LES CONFUSIONS DU 15 AOÛT

Les cérémonies du 15 août soulèvent des questions. Il s’agit d’un dogme, auquel Pie XII donnera son contenu en 1950. Selon la tradition de l’Église catholique, Marie, la mère de Jésus, n’a pas été soumise à la mort. Préservée des conséquences du péché, elle a été, selon le terme technique, «assumée» au ciel – d’où le terme assomption –, avec son corps et son âme. Il n’existe donc pas de «tombe» où reposerait son corps. (site de CNEWS). L’Église catholique organise donc à cette occasion des processions et, en Bretagne, elles se terminent souvent par une cérémonie en souvenir des disparus en mer.

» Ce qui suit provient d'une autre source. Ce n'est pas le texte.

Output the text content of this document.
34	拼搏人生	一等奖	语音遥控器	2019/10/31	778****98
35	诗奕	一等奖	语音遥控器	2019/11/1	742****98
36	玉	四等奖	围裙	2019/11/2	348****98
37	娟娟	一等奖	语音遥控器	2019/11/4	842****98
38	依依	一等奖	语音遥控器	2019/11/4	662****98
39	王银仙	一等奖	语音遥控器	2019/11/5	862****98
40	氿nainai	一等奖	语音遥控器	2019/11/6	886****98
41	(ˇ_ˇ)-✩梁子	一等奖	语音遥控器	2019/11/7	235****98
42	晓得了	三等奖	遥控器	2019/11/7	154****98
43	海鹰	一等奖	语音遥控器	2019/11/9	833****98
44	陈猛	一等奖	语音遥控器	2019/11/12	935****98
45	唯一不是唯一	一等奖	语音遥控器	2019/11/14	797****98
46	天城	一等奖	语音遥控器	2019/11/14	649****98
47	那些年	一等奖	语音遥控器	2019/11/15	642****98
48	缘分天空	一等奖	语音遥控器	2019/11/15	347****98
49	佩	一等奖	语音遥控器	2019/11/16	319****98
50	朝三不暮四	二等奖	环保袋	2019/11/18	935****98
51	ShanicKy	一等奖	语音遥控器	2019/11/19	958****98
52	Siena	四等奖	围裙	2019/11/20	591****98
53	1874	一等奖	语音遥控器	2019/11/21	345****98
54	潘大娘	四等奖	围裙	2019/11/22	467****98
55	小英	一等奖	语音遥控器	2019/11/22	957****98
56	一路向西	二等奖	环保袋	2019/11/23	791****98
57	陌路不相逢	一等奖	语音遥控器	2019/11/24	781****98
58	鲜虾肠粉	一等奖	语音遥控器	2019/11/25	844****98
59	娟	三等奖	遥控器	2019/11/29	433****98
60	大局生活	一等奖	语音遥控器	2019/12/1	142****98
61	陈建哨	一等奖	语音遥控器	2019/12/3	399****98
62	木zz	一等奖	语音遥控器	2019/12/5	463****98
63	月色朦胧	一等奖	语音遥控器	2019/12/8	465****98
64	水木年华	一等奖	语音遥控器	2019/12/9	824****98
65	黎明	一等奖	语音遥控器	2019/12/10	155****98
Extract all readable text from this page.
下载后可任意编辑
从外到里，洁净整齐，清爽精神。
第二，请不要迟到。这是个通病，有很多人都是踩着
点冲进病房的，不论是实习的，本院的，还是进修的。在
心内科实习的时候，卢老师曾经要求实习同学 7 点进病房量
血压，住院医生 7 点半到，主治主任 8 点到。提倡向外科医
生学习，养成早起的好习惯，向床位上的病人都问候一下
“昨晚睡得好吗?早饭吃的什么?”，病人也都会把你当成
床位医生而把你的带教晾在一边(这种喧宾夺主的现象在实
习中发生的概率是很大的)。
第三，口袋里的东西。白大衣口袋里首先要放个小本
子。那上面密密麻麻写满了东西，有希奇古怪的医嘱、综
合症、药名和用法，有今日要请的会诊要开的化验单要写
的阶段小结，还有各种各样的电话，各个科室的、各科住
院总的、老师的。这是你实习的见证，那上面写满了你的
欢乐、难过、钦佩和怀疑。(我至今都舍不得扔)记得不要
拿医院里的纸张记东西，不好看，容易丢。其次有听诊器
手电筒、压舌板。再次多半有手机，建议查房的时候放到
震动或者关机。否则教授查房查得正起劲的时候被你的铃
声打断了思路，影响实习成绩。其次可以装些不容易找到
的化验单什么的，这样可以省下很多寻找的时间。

Les quotidiens nous offrent parfois des photos montrant le maire et le prêtre, côte à côte, lors du lancer de gerbe en mer. Ainsi, David Robo, maire de Vannes, avec la couronne apportée par un enfant de chœur, dans un geste digne d’une passe du RCV ; il est à une tribune avec les notabilités religieuses. Ainsi, lors de la fête des deux rives à Penerf, les maires de Damgan et du Tour du Parc portant écharpe tricolore, le député Michel Criau et le prêtre de la paroisse ont jeté la gerbe depuis le bateau de la SNSM.

Donc, des élus de la République participent, en tant que tels, à un événement cultuel.

Constatons qu’en l’espèce, ces élus se rendent complices de la préemption par l’Église des perdus en mer, quelque soit leur conscience (mais Dieu reconnaîtra les siens) et surtout, qu’ils installent le culte catholique comme une composante de l’ordre social, de la sphère publique, en violation du principe de neutralité dont ils doivent être les gardiens. On nous objectera, évidemment, que c’est une tradition… Tradition qui n’engage que ceux qui s’en servent pour leur politique.

Depuis 2023, se dresse à Séné, face à Port Anna, un monument dédié aux péris en mer. Sans aucun caractère religieux.